La distruttività si ascrive di solito alla fase anale, ma il
rifiuto del cibo si manifesta anche col vomito provocato intenzionalmente
dall'anoressica, che dunque usa la bocca con funzioni evacuative di
tipo anale. Il rifiuto del cibo è anche spargimento spregiativo
della materialità, da cui ci si purifica (cibo uguale a feci),
sul mondo. La bulimica invece tende ad abolire la differenza tra sé
e il mondo, introiettandolo in sé e quindi eliminando in questo
modo la distinzione tra dentro e fuori. Il fuori e il dentro, collegato
al cibo implica per l'anoressica l'ossessione di separarsi dal mondo,
di non farsi contaminare da esso. Non potendo conquistare il mondo
con le armi dell'intrapresa intellettuale, l'anoressica teme che il
mondo possegga lei, invadendola con la sua forma, che significa anche
esporsi ad essere posseduta come corpo dai possessori maschi di intelletto.

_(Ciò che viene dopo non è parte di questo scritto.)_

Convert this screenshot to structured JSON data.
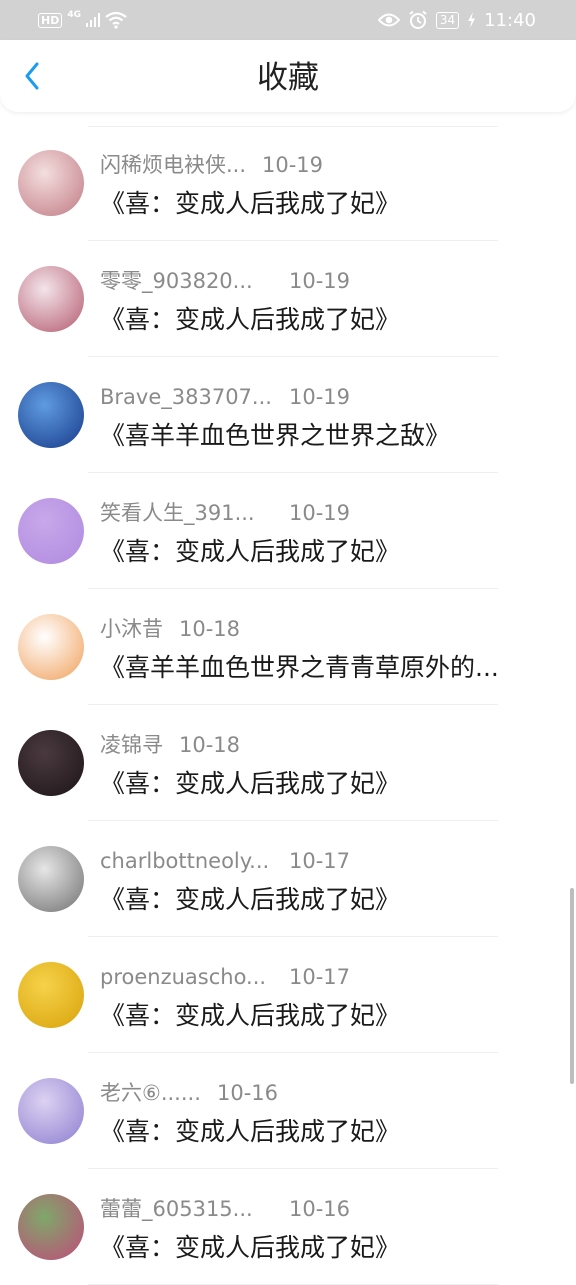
{
  "status_bar": {
    "hd": "HD",
    "network": "4G",
    "battery": "34",
    "time": "11:40"
  },
  "nav": {
    "title": "收藏",
    "back_icon": "chevron-left-icon",
    "accent": "#1a9cf0"
  },
  "items": [
    {
      "user": "闪稀烦电袂侠...",
      "date": "10-19",
      "title": "《喜：变成人后我成了妃》",
      "avatar_colors": [
        "#f4dede",
        "#c07a84"
      ]
    },
    {
      "user": "零零_903820...",
      "date": "10-19",
      "title": "《喜：变成人后我成了妃》",
      "avatar_colors": [
        "#f3e4ea",
        "#b45a6e"
      ]
    },
    {
      "user": "Brave_383707...",
      "date": "10-19",
      "title": "《喜羊羊血色世界之世界之敌》",
      "avatar_colors": [
        "#5f9be0",
        "#173a8a"
      ]
    },
    {
      "user": "笑看人生_391...",
      "date": "10-19",
      "title": "《喜：变成人后我成了妃》",
      "avatar_colors": [
        "#c8a8ea",
        "#b08ae0"
      ]
    },
    {
      "user": "小沐昔",
      "date": "10-18",
      "title": "《喜羊羊血色世界之青青草原外的...",
      "avatar_colors": [
        "#ffffff",
        "#f0a05a"
      ]
    },
    {
      "user": "凌锦寻",
      "date": "10-18",
      "title": "《喜：变成人后我成了妃》",
      "avatar_colors": [
        "#4a3a40",
        "#1c1416"
      ]
    },
    {
      "user": "charlbottneoly...",
      "date": "10-17",
      "title": "《喜：变成人后我成了妃》",
      "avatar_colors": [
        "#e6e6e6",
        "#707070"
      ]
    },
    {
      "user": "proenzuascho...",
      "date": "10-17",
      "title": "《喜：变成人后我成了妃》",
      "avatar_colors": [
        "#f6d24a",
        "#d8a20a"
      ]
    },
    {
      "user": "老六⑥......",
      "date": "10-16",
      "title": "《喜：变成人后我成了妃》",
      "avatar_colors": [
        "#dcd2f2",
        "#8e7ed0"
      ]
    },
    {
      "user": "蕾蕾_605315...",
      "date": "10-16",
      "title": "《喜：变成人后我成了妃》",
      "avatar_colors": [
        "#7fa86a",
        "#c04a7a"
      ]
    }
  ]
}
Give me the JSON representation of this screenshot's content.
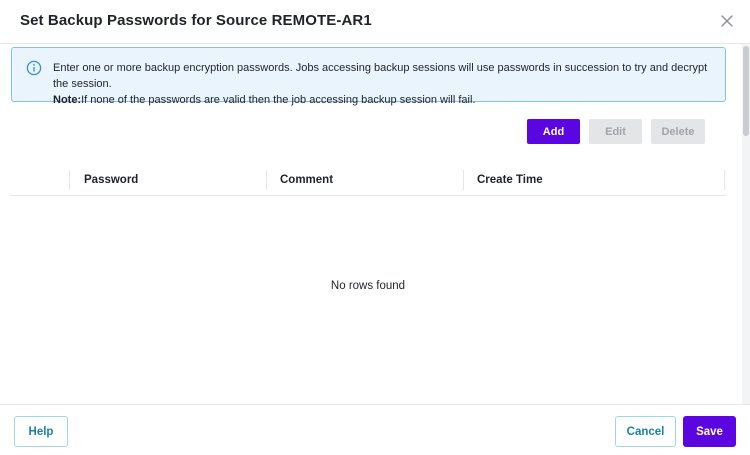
{
  "dialog": {
    "title": "Set Backup Passwords for Source REMOTE-AR1"
  },
  "info": {
    "line1": "Enter one or more backup encryption passwords. Jobs accessing backup sessions will use passwords in succession to try and decrypt the session.",
    "note_label": "Note:",
    "note_text": "If none of the passwords are valid then the job accessing backup session will fail."
  },
  "toolbar": {
    "add_label": "Add",
    "edit_label": "Edit",
    "delete_label": "Delete"
  },
  "table": {
    "columns": [
      "Password",
      "Comment",
      "Create Time"
    ],
    "rows": [],
    "empty_text": "No rows found"
  },
  "footer": {
    "help_label": "Help",
    "cancel_label": "Cancel",
    "save_label": "Save"
  },
  "colors": {
    "primary": "#5b06e0",
    "info_bg": "#e9f4fd",
    "info_border": "#7fc1ef",
    "outline_text": "#1a7fa8"
  },
  "icons": {
    "close": "close-icon",
    "info": "info-circle-icon"
  }
}
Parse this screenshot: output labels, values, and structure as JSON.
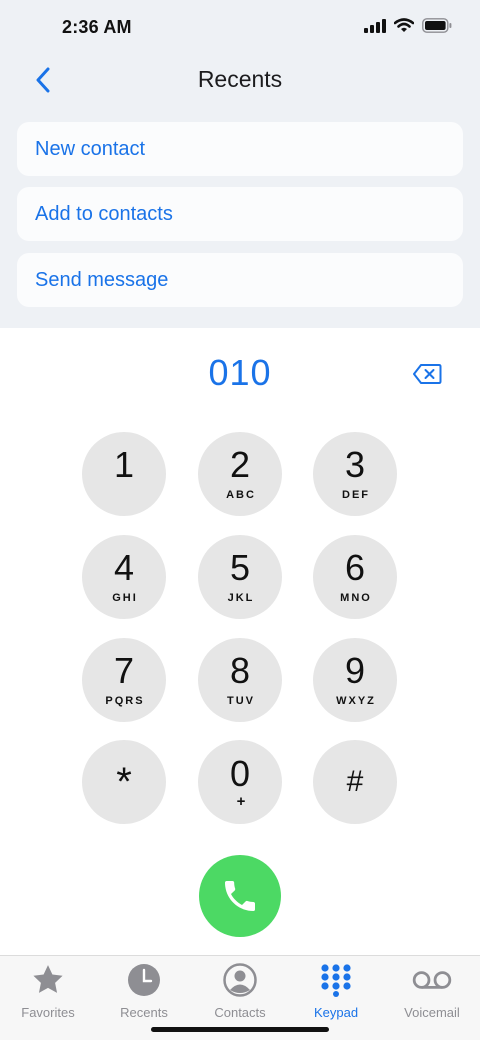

Si può notare che mentre nel mito maschile di conquista del
mondo, la donna si identifica con quest'ultimo, con la terra e il
regno da conquistare e possedere, dal punto di vista femminile emancipato,
la conquista è il riconoscimento della propria intraprendenza
da parte di una figura paterna, il distacco dal modello reificato
di madre, e la ricostruzione di un modello inedito di affettività
verso il maschio, che implica anche qui l'emergere dello spirito di
iniziativa. Modelli in qualche modo collaterali a questo esito della
trasformazione, sono l'omosessualità femminile, che relega
in altre donne da conquistare il vecchio modello della donna-materia;
e l'acquisizione del comportamento maschile di riduzione dei rapporti
all'utilizzazione occasionale, precaria e meramente corporea e sessuale
del maschio. Un'altra fenomenologia comportamentale di malintesa emancipazione
femminile è appunto l'acquisizione della libertà e della
parità con l'uomo, limitata tuttavia ai rapporti sessuali,
perché per la donna la sessualità resta ancora l'unica
prospettiva di vita in cui farsi valere.